The other month down at God's Lil' Acre those were the words that riled up my insides.  It happens more often there than anywhere, the prophetic word.  Yes, instead of reading Martin Luther King, Jr. or a radical blog of educated, mobile young adults, the razor sharp Word shows up at a drop-in populated by folks without jobs who wear their addictions on their bodies (unlike most of us who hide ours deeper down).  Every Thursday morning for four hours I sit in that little house, that little "rehumanization center" as one of our homeless friends has called it, and I listen and learn and notice what is happening to me in the process. 
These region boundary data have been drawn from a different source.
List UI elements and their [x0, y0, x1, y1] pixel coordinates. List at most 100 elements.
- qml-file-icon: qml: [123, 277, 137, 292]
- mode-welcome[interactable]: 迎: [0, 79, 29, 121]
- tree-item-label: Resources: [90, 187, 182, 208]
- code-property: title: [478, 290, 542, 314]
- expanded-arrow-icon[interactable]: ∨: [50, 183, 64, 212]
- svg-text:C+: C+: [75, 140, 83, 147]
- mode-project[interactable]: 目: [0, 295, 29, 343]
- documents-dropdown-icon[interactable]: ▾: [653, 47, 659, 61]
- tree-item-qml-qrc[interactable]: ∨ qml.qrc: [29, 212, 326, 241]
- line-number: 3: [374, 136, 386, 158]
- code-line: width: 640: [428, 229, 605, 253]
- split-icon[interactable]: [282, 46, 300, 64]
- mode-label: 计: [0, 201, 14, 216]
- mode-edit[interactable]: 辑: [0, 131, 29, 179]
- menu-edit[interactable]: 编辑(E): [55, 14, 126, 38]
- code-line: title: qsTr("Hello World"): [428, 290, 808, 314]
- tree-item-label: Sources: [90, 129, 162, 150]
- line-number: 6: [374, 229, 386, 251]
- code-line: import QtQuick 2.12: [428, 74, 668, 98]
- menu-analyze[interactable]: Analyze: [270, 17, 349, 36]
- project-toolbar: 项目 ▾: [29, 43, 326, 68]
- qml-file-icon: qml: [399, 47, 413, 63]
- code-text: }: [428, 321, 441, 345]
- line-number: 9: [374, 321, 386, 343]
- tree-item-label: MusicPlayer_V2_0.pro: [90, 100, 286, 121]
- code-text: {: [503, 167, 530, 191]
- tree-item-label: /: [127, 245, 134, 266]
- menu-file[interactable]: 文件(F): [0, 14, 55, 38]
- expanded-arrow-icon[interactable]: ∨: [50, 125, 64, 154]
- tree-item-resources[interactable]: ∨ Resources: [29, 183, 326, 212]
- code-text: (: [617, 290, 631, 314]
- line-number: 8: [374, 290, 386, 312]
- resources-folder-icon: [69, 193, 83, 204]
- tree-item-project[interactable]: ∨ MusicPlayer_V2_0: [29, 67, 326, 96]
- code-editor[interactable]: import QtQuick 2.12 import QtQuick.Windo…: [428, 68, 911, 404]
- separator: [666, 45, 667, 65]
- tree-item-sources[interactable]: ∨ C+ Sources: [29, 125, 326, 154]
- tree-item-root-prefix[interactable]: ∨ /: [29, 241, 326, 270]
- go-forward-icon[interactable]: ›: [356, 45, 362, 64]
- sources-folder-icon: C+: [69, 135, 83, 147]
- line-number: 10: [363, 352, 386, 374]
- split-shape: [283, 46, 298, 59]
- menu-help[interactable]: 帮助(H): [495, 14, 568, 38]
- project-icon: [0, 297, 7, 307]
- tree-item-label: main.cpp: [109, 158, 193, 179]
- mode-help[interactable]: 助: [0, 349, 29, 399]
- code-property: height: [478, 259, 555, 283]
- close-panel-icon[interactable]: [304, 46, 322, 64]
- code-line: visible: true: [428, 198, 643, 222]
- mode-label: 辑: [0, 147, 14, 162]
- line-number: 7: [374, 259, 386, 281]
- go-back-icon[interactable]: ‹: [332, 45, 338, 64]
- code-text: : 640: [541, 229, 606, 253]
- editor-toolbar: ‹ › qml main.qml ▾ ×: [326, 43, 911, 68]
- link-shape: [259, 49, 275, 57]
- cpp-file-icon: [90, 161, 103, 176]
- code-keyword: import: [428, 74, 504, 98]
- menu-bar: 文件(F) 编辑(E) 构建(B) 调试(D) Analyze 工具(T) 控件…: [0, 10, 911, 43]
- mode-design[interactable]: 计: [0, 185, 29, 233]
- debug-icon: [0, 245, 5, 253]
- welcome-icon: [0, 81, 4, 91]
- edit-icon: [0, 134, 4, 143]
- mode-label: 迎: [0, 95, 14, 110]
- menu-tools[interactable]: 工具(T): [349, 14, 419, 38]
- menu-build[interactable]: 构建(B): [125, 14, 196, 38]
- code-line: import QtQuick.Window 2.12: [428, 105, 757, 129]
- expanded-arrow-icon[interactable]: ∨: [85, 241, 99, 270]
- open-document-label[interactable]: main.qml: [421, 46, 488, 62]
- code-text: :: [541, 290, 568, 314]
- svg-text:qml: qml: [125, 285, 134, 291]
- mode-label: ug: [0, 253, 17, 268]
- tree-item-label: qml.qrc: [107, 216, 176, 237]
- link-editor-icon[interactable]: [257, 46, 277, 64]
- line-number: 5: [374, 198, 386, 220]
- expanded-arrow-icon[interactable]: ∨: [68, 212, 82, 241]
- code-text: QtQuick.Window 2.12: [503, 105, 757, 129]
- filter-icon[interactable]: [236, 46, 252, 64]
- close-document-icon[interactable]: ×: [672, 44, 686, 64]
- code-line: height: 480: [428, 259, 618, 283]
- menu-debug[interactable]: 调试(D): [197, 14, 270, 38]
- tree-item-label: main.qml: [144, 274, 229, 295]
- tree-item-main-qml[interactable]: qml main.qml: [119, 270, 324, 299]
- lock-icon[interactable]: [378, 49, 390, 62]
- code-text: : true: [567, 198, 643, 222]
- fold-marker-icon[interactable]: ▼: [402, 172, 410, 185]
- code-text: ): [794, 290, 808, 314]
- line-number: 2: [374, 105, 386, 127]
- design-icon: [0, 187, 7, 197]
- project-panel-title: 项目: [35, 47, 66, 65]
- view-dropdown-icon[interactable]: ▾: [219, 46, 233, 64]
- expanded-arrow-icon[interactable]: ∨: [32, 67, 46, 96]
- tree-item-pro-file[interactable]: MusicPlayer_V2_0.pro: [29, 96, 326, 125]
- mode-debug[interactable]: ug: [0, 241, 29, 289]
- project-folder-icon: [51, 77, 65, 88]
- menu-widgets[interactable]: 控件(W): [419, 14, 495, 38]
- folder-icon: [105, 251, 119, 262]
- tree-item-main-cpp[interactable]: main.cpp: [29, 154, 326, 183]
Now more than once I've had to stand up for women's rights or treating others with respect and dignity, but that's no different from any old unfortunate conversation with an overly talkative seatmate on some plane ride to Denver.  (Yes, I speak from experience.)  The difference at GLA, though is that the profound mixes with the profane, and I have to pay attention and think, and wade through frustration to figure out the difference.

Of course money isn't real.  It's a socially constructed, material phenomenon, and every Thursday I sit with folks who live their lives without much of it.  What if we did everything through a barter system, eliminating the false middle idol of cash?  What if we didn't barter but gave of ourselves, our possessions, our time freely?  What if we walked the dusty road of life relying on hospitality and seeing from the margins things that those with power and privilege cannot?  What if we followed Jesus on that journey to the cross with the sacrifice and simplicity it requires?

Recently we held a memorial service for a community member who didn't seem to notice the boundaries between himself and other people.  I'd walk down the stairs into the yard and he'd say to me, "Boy I'd sure like to see you in a bikini!"  See?  No appropriate boundaries.  But he'd also get his check first of the month and start handing out money and he'd say, "They need it more than I do."

Money isn't real.  It takes someone on the very margins of this money-drive society to name such a profound truth.  So I'm thinking it's time to start listening to something besides televisions and engaging something besides mobile devices.  Or how else will we see what is real?